"La situación está jodida": Carlos Lobo, el panadero de Simoca que madruga a las 4 de la mañana para vender pan casero en la Feria Franca de Concepción
Desde el paraje Santa Cruz, en Simoca, Carlos viaja cada jornada en colectivo para ofrecer un producto hecho en familia. Carlos cuenta en FM latucumana 95.9 como lucha día a día para salir adelante en el sur tucumano.
En una mañana marcada por el frío intenso de apenas 3 grados, el periodista Rafa Medina estuvo en diálogo con FM La Tucumana para mostrar el pulso de la calle Heredia, en el sector histórico de la ciudad de Concepción. En este escenario, donde la Feria Franca funciona desde hace más de 100 años, Medina se encontró con Carlos Lobo, un hombre cuyo testimonio refleja el sacrificio y la perseverancia del trabajador del interior tucumano.
Carlos Lobo es oriundo del paraje Santa Cruz, en el departamento Simoca, y su rutina diaria comienza mucho antes de que salga el sol. Según relató en vivo para la radio, se levanta todos los días a las 4 de la mañana para preparar su mercadería y emprender el viaje hacia la "Perla del Sur" en colectivo, cargando con sus canastos de pan casero.
Este emprendimiento no es un esfuerzo individual, sino una verdadera PyME familiar organizada entre hermanos: mientras uno de ellos se encarga del amasado, Carlos asume la tarea de la venta y distribución.
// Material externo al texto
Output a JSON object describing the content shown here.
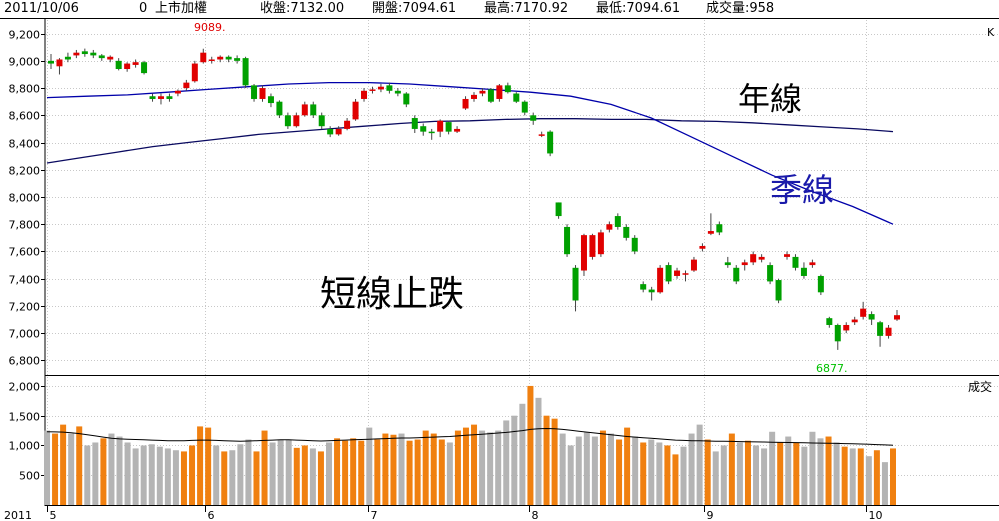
{
  "header": {
    "date": "2011/10/06",
    "index_code": "0",
    "index_name": "上市加權",
    "close": "收盤:7132.00",
    "open": "開盤:7094.61",
    "high": "最高:7170.92",
    "low": "最低:7094.61",
    "volume": "成交量:958"
  },
  "chart_data": [
    {
      "type": "candlestick",
      "panel": "price",
      "corner_label": "K",
      "yticks": [
        "9,200",
        "9,000",
        "8,800",
        "8,600",
        "8,400",
        "8,200",
        "8,000",
        "7,800",
        "7,600",
        "7,400",
        "7,200",
        "7,000",
        "6,800"
      ],
      "ylim": [
        6700,
        9300
      ],
      "annotations": {
        "high_mark": "9089.",
        "low_mark": "6877.",
        "year_line": "年線",
        "season_line": "季線",
        "short_term": "短線止跌"
      },
      "candles": [
        [
          9000,
          8980,
          9050,
          8940
        ],
        [
          8960,
          9010,
          9020,
          8900
        ],
        [
          9030,
          9010,
          9060,
          8990
        ],
        [
          9040,
          9060,
          9080,
          9020
        ],
        [
          9070,
          9050,
          9090,
          9030
        ],
        [
          9060,
          9040,
          9080,
          9020
        ],
        [
          9040,
          9020,
          9050,
          9000
        ],
        [
          9010,
          9030,
          9040,
          8990
        ],
        [
          9000,
          8940,
          9020,
          8930
        ],
        [
          8940,
          8980,
          8990,
          8920
        ],
        [
          8970,
          8990,
          9010,
          8950
        ],
        [
          8990,
          8910,
          9000,
          8900
        ],
        [
          8740,
          8720,
          8760,
          8700
        ],
        [
          8720,
          8740,
          8760,
          8680
        ],
        [
          8740,
          8720,
          8760,
          8700
        ],
        [
          8760,
          8780,
          8790,
          8740
        ],
        [
          8800,
          8840,
          8860,
          8780
        ],
        [
          8850,
          8980,
          9000,
          8840
        ],
        [
          8990,
          9060,
          9089,
          8980
        ],
        [
          9000,
          9010,
          9030,
          8980
        ],
        [
          9010,
          9030,
          9040,
          8990
        ],
        [
          9030,
          9010,
          9040,
          8990
        ],
        [
          9020,
          9000,
          9040,
          8980
        ],
        [
          9020,
          8820,
          9030,
          8800
        ],
        [
          8820,
          8720,
          8830,
          8700
        ],
        [
          8720,
          8800,
          8820,
          8700
        ],
        [
          8740,
          8690,
          8760,
          8660
        ],
        [
          8700,
          8600,
          8710,
          8580
        ],
        [
          8600,
          8520,
          8620,
          8500
        ],
        [
          8520,
          8600,
          8620,
          8510
        ],
        [
          8600,
          8680,
          8700,
          8590
        ],
        [
          8680,
          8600,
          8700,
          8580
        ],
        [
          8600,
          8520,
          8620,
          8500
        ],
        [
          8500,
          8460,
          8520,
          8440
        ],
        [
          8460,
          8500,
          8520,
          8450
        ],
        [
          8500,
          8560,
          8580,
          8490
        ],
        [
          8570,
          8700,
          8720,
          8560
        ],
        [
          8720,
          8780,
          8800,
          8700
        ],
        [
          8780,
          8790,
          8810,
          8760
        ],
        [
          8790,
          8810,
          8830,
          8770
        ],
        [
          8820,
          8780,
          8840,
          8760
        ],
        [
          8780,
          8760,
          8800,
          8740
        ],
        [
          8760,
          8680,
          8770,
          8660
        ],
        [
          8580,
          8500,
          8600,
          8470
        ],
        [
          8520,
          8480,
          8540,
          8450
        ],
        [
          8480,
          8470,
          8500,
          8420
        ],
        [
          8480,
          8560,
          8570,
          8440
        ],
        [
          8550,
          8480,
          8560,
          8460
        ],
        [
          8480,
          8500,
          8520,
          8470
        ],
        [
          8650,
          8720,
          8740,
          8640
        ],
        [
          8720,
          8750,
          8770,
          8700
        ],
        [
          8760,
          8780,
          8800,
          8740
        ],
        [
          8790,
          8700,
          8800,
          8690
        ],
        [
          8720,
          8820,
          8830,
          8700
        ],
        [
          8820,
          8770,
          8840,
          8760
        ],
        [
          8760,
          8700,
          8770,
          8690
        ],
        [
          8700,
          8620,
          8710,
          8600
        ],
        [
          8600,
          8560,
          8620,
          8530
        ],
        [
          8450,
          8460,
          8480,
          8440
        ],
        [
          8480,
          8320,
          8490,
          8300
        ],
        [
          7960,
          7860,
          7960,
          7840
        ],
        [
          7780,
          7580,
          7800,
          7560
        ],
        [
          7480,
          7240,
          7500,
          7160
        ],
        [
          7460,
          7720,
          7730,
          7420
        ],
        [
          7560,
          7720,
          7730,
          7540
        ],
        [
          7580,
          7740,
          7760,
          7560
        ],
        [
          7760,
          7800,
          7820,
          7740
        ],
        [
          7860,
          7780,
          7880,
          7760
        ],
        [
          7780,
          7700,
          7800,
          7680
        ],
        [
          7700,
          7600,
          7720,
          7580
        ],
        [
          7360,
          7320,
          7380,
          7300
        ],
        [
          7320,
          7300,
          7340,
          7240
        ],
        [
          7300,
          7480,
          7500,
          7290
        ],
        [
          7500,
          7380,
          7520,
          7360
        ],
        [
          7420,
          7460,
          7480,
          7400
        ],
        [
          7440,
          7440,
          7460,
          7380
        ],
        [
          7460,
          7540,
          7560,
          7450
        ],
        [
          7620,
          7640,
          7660,
          7600
        ],
        [
          7730,
          7750,
          7880,
          7720
        ],
        [
          7800,
          7740,
          7820,
          7720
        ],
        [
          7520,
          7500,
          7560,
          7480
        ],
        [
          7480,
          7380,
          7500,
          7360
        ],
        [
          7500,
          7520,
          7540,
          7460
        ],
        [
          7520,
          7580,
          7600,
          7500
        ],
        [
          7540,
          7560,
          7580,
          7520
        ],
        [
          7500,
          7380,
          7520,
          7360
        ],
        [
          7390,
          7240,
          7400,
          7220
        ],
        [
          7560,
          7580,
          7600,
          7540
        ],
        [
          7560,
          7480,
          7580,
          7460
        ],
        [
          7480,
          7420,
          7520,
          7400
        ],
        [
          7500,
          7520,
          7540,
          7480
        ],
        [
          7420,
          7300,
          7430,
          7280
        ],
        [
          7110,
          7060,
          7120,
          7040
        ],
        [
          7060,
          6940,
          7070,
          6877
        ],
        [
          7020,
          7060,
          7080,
          7000
        ],
        [
          7080,
          7100,
          7120,
          7060
        ],
        [
          7120,
          7180,
          7230,
          7100
        ],
        [
          7140,
          7100,
          7160,
          7060
        ],
        [
          7080,
          6980,
          7090,
          6900
        ],
        [
          6980,
          7040,
          7060,
          6960
        ],
        [
          7100,
          7132,
          7170,
          7090
        ]
      ]
    },
    {
      "type": "line",
      "panel": "price",
      "series": [
        {
          "name": "年線",
          "color": "#0a0a60",
          "values": [
            8250,
            8290,
            8330,
            8370,
            8400,
            8430,
            8460,
            8480,
            8500,
            8520,
            8540,
            8555,
            8560,
            8570,
            8575,
            8575,
            8570,
            8570,
            8560,
            8555,
            8545,
            8530,
            8515,
            8500,
            8480
          ]
        },
        {
          "name": "季線",
          "color": "#0000aa",
          "values": [
            8730,
            8740,
            8750,
            8770,
            8790,
            8810,
            8830,
            8840,
            8840,
            8830,
            8810,
            8790,
            8770,
            8740,
            8680,
            8580,
            8440,
            8300,
            8160,
            8040,
            7930,
            7800
          ]
        }
      ]
    },
    {
      "type": "bar",
      "panel": "volume",
      "corner_label": "成交",
      "yticks": [
        "2,000",
        "1,500",
        "1,000",
        "500"
      ],
      "ylim": [
        0,
        2150
      ],
      "x_labels": [
        "2011",
        "5",
        "6",
        "7",
        "8",
        "9",
        "10"
      ],
      "colors": {
        "up": "#f08010",
        "down": "#b4b4b4"
      },
      "values": [
        1250,
        1200,
        1350,
        1200,
        1320,
        1000,
        1050,
        1120,
        1200,
        1150,
        1050,
        950,
        1000,
        1020,
        980,
        950,
        920,
        900,
        1000,
        1320,
        1300,
        1000,
        900,
        920,
        1020,
        1100,
        900,
        1250,
        1050,
        1100,
        1100,
        960,
        1000,
        950,
        900,
        1050,
        1120,
        1080,
        1120,
        1080,
        1300,
        1100,
        1200,
        1180,
        1200,
        1080,
        1100,
        1250,
        1200,
        1100,
        1050,
        1250,
        1300,
        1350,
        1250,
        1220,
        1250,
        1420,
        1500,
        1700,
        2000,
        1800,
        1500,
        1450,
        1200,
        1000,
        1150,
        1220,
        1150,
        1250,
        1200,
        1100,
        1300,
        1150,
        1050,
        1100,
        1050,
        1000,
        850,
        980,
        1200,
        1350,
        1100,
        900,
        1000,
        1200,
        1050,
        1080,
        1000,
        950,
        1230,
        1050,
        1150,
        1050,
        980,
        1230,
        1120,
        1150,
        1050,
        980,
        950,
        950,
        820,
        920,
        720,
        950
      ],
      "up": [
        0,
        1,
        1,
        0,
        1,
        0,
        0,
        1,
        0,
        0,
        0,
        0,
        0,
        0,
        0,
        0,
        0,
        1,
        1,
        1,
        1,
        0,
        1,
        0,
        0,
        0,
        1,
        1,
        0,
        0,
        0,
        1,
        1,
        0,
        1,
        0,
        1,
        1,
        1,
        1,
        0,
        1,
        1,
        1,
        0,
        1,
        1,
        1,
        1,
        1,
        0,
        1,
        1,
        1,
        0,
        0,
        0,
        0,
        0,
        0,
        1,
        0,
        1,
        1,
        0,
        0,
        0,
        0,
        0,
        1,
        0,
        1,
        1,
        0,
        1,
        0,
        0,
        1,
        1,
        0,
        0,
        0,
        1,
        0,
        0,
        1,
        0,
        1,
        0,
        0,
        0,
        1,
        0,
        1,
        0,
        0,
        0,
        1,
        0,
        1,
        0,
        1,
        0,
        1,
        0,
        1
      ],
      "avg_line": {
        "color": "#000000",
        "values": [
          1230,
          1228,
          1225,
          1215,
          1200,
          1180,
          1160,
          1140,
          1120,
          1110,
          1105,
          1100,
          1095,
          1090,
          1085,
          1080,
          1078,
          1080,
          1085,
          1090,
          1090,
          1085,
          1080,
          1075,
          1070,
          1075,
          1080,
          1085,
          1090,
          1095,
          1095,
          1090,
          1085,
          1080,
          1075,
          1080,
          1085,
          1090,
          1095,
          1100,
          1105,
          1110,
          1115,
          1120,
          1125,
          1125,
          1130,
          1135,
          1140,
          1145,
          1150,
          1160,
          1170,
          1180,
          1190,
          1200,
          1210,
          1220,
          1235,
          1250,
          1270,
          1280,
          1285,
          1280,
          1270,
          1255,
          1240,
          1225,
          1210,
          1195,
          1180,
          1165,
          1150,
          1140,
          1130,
          1120,
          1110,
          1100,
          1090,
          1085,
          1080,
          1078,
          1075,
          1072,
          1070,
          1068,
          1065,
          1062,
          1060,
          1058,
          1055,
          1052,
          1050,
          1048,
          1045,
          1042,
          1040,
          1038,
          1035,
          1032,
          1030,
          1025,
          1020,
          1015,
          1010,
          1005
        ]
      }
    }
  ]
}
Al describir su producto como "pan casero de lo bueno", Carlos destacó que la frescura es su sello distintivo, llegando a los clientes todavía con el calor de la elaboración reciente.
A pesar de que Carlos definió la situación económica actual como "medio jodida", también señaló con esperanza que las ventas se están recomponiendo y que la lucha es diaria para sobrevivir. Su zona de influencia no se limita a la feria; también recorre barrios de Concepción como San Expedito, Municipal, Independencia y toda la zona este, donde los vecinos le piden su pan día tras día.
Uno de los detalles más llamativos de su historia es el alcance que ha logrado su producto gracias al boca a boca. Lobo comentó con orgullo que su pan es tan valorado que incluso hay clientes que se lo llevan hasta Buenos Aires, cruzando las fronteras provinciales.